Kala 1990an dapat dikatakan sebagai kiamatnya perfilman IndonesiaSelain itu, tema yang selalu menjadi bumerang bagi perfilman tanah air adalah tema Horror Sex justru menjadi perhatian khusus pemirsa dan para produser film gemar meluncurkan layaknya Misteri Janda Kembang, Noktah Merah Perkawinan dan Gairah Terlarang.
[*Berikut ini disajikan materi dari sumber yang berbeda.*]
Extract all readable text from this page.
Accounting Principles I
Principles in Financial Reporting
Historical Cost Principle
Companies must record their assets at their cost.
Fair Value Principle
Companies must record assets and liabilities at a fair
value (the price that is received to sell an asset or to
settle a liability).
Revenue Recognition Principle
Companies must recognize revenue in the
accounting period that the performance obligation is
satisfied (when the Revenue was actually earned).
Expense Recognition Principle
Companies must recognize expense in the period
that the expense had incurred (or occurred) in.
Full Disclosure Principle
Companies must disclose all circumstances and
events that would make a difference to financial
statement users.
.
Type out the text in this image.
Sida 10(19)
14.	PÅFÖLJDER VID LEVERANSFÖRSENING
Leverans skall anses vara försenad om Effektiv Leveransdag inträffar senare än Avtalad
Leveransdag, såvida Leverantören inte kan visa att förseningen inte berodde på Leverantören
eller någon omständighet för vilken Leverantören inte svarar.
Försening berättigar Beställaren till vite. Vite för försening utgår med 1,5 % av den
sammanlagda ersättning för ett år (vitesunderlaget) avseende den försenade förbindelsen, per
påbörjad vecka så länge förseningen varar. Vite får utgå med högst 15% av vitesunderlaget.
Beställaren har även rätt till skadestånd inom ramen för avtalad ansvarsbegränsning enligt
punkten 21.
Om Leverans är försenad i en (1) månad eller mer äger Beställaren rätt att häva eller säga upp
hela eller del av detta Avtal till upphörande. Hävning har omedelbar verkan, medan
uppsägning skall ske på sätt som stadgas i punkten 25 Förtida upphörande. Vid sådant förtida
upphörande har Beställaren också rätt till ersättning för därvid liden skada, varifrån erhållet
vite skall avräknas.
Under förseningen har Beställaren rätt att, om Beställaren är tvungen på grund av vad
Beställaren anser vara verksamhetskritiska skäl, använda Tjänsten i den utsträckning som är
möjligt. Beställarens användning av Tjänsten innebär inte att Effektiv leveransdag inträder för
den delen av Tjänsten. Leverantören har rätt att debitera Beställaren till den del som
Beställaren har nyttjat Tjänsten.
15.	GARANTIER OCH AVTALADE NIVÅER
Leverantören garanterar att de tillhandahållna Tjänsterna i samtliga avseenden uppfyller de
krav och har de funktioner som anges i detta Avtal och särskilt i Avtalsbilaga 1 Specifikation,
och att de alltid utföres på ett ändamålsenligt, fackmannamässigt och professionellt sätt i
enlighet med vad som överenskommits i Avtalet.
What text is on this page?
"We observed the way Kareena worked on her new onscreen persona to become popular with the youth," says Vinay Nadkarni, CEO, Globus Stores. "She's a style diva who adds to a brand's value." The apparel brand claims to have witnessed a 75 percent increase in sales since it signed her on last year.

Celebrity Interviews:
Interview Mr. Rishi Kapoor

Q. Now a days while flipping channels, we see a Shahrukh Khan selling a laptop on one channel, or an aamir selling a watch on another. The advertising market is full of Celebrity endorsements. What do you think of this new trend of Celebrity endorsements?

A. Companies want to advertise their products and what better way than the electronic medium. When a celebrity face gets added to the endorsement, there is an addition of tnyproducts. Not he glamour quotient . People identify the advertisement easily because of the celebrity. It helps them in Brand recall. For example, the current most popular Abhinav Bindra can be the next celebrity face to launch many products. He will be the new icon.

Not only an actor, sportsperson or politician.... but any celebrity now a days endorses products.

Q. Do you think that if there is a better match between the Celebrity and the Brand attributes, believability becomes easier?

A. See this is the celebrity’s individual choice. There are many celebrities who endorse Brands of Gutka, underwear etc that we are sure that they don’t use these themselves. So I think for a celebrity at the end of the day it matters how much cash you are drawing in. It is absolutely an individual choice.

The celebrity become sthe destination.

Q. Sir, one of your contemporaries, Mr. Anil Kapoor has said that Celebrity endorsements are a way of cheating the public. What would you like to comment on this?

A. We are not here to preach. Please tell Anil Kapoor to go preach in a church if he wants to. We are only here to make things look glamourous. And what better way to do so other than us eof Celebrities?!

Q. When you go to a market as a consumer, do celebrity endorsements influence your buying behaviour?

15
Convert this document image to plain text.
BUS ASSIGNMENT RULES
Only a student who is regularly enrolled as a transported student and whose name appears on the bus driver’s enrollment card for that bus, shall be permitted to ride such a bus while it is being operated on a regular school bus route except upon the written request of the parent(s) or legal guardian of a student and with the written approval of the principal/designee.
Awal 2000an sempat bergelora salah satu film anak yang menjadi legendaris saat itu, Petualangan Sherina dibintangi Derby Romero dan Sherina Munaf. Bisa dikatakan "Petualangan Sherina" adalah oase di tengah sepinya bioskop tanah air. Lalu, di tahun 2002, lahir pula film fenomenal lainnya yaitu Ada Apa Dengan Cinta, Jelangkung dan lain sebagainya. Film Indonesia pun menemukan kembali ruhnya. Genre film juga kian variatif, alhasil di tahun-tahun berikutnya penonton mulai tertarik untuk menonton film Nasional seperti Heart, Naga Bonar Jadi Dua, Ayat-Ayat Cinta yang mana mendapat jumlah penonton tertinggi. Bahkan, film Nusantara mampu bersaing dengan film Hollywood secara sehat. Meski demikian, perfilman Indonesia masih saja dirusak oleh oknum - oknum Mr. X yang hanya mencari keuntungan kesempatan dalam kesempitan dengan membuat film - film bertemakan Horror Sex dengan hal – hal vulgar yang mana bisa merusak moralitas bangsa karena memang tak dapat dipungkiri justru penggemarnya lebih membludak ketimbang film bernuansa religi.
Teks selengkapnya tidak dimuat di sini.